Ingestion of nickel may cause a systemic reaction, which can result in generalized inflammation of the skin across the body, small blisters in the hands, irritation inside the flexing joints (flexural eczema), and redness and irritation of both buttocks.
Systemic contact dermatitis (SCD) is defined as a dermatitis occurring in an epi-cutaneously contact-sensitized person when exposed to haptens systemically such as orally, per rectum, intravesically, transcutaneously, intrauterinely, intravenously, or by inhalation.
The pathophysiology of systemic nickel allergy syndrome (SNAS) is not well understood. The clinical course is determined by an immunological interplay between two types of T cells (Th1 and Th2 responses). SCD is often considered a subset of SNAS, but with only skin manifestations. SNAS presents with an array of symptoms ranging from respiratory to generalized skin rash to gastrointestinal symptoms. The gastrointestinal symptoms may mimic those of irritable bowel syndrome. A meta review evaluating SNAS found that 1% of patients sensitized to nickel reacted to the nickel content of a 'normal' diet, and with increasing doses of nickel more individuals reacted. SNAS is a multilayered immunological response demonstrating variance between individuals and doses of nickel exposure.
Nickel is both naturally abundant – it is the fifth most common element on earth – and widely used in industry and commercial goods. Workplace nickel exposure is common in many industries, and the performance of normal work tasks can result in nickel skin levels sufficient to elicit dermatitis. Within the workplace, individuals may be exposed to significant amounts of nickel, airborne from the combustion of fossil fuels or from contact with tools that are nickel plated. Historically, workplaces where prolonged contact with soluble nickel has been high have shown high risks for allergic contact nickel dermatitis. For example, nickel dermatitis was common in the past among nickel platers. Outbreaks of nickel allergy from consumer goods have been documented throughout the 20th century, with jewelry, stocking suspenders, and metallic buttons on blue jeans each resulting in dermatitis at the point of contact. Nickel can also be present in food and drinking water; ingestion of increased nickel is not associated with systemic allergic disease, but is associated with flare-ups of dermatitis or aggravation of vesicular hand eczema. Similarly, aggravation of dermatitis has been reported in response to nickel-containing surgical implants or dental gear.

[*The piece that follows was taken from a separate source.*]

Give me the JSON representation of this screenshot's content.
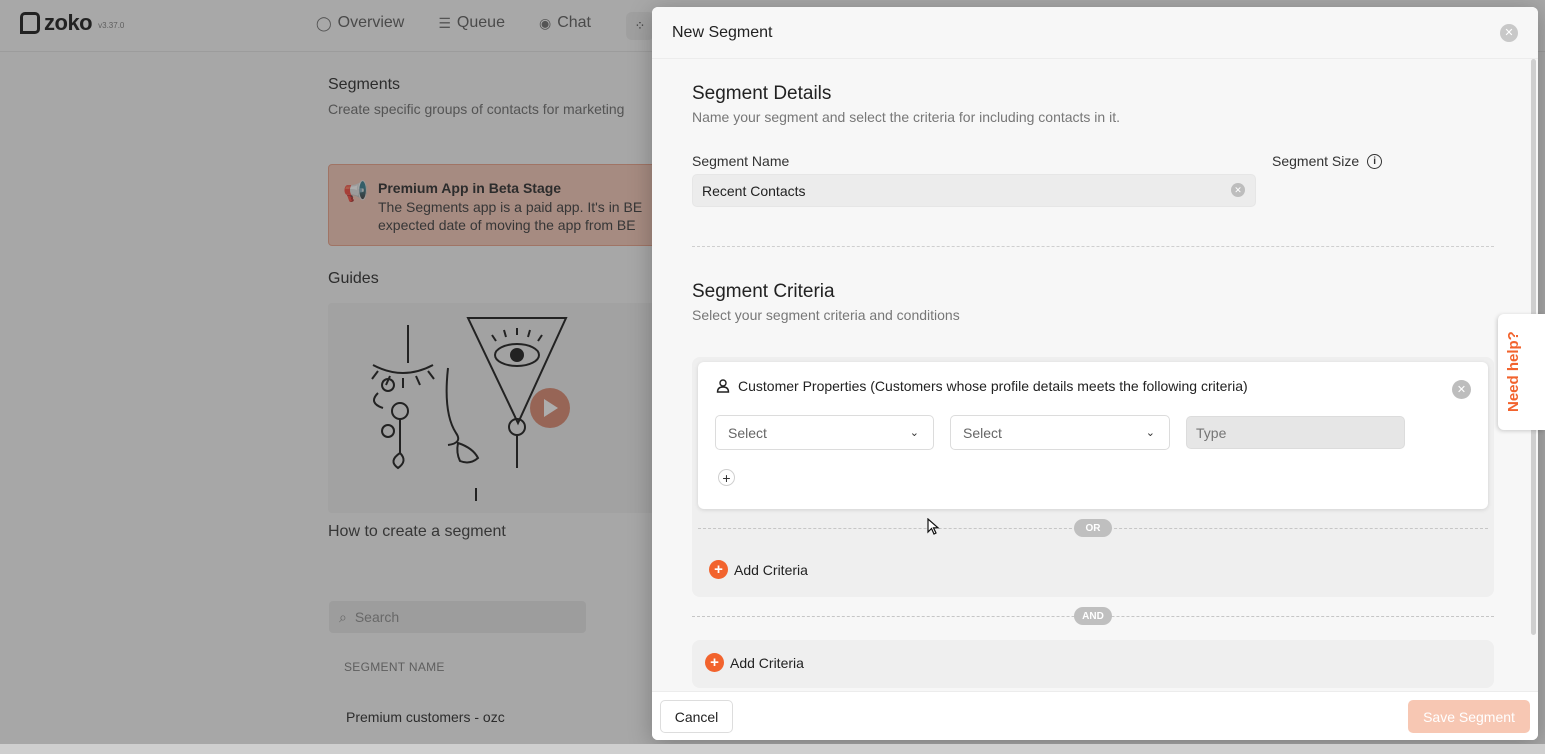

The risk of an object eliciting nickel allergy is linked to the amount of nickel released by its surface (and not to its total nickel content). Suspected objects can be screened by wiping the surface with a 1% dimethylglyoxime solution that turns pink if more than 0.5 μg/cm2 per week is released by the surface. Various methods exist to test the skin or nails for nickel exposure, typically relying on wiping the skin, then quantifying the nickel on the wipe via mass spectrometry.
Dietary nickel exposure may come from high-nickel foods, possibly canned food (via the packaging), possibly stainless steel cookware (whereas some grades of stainless steel contain more nickel than others), or plumbing (especially the first water run from the tap in the morning).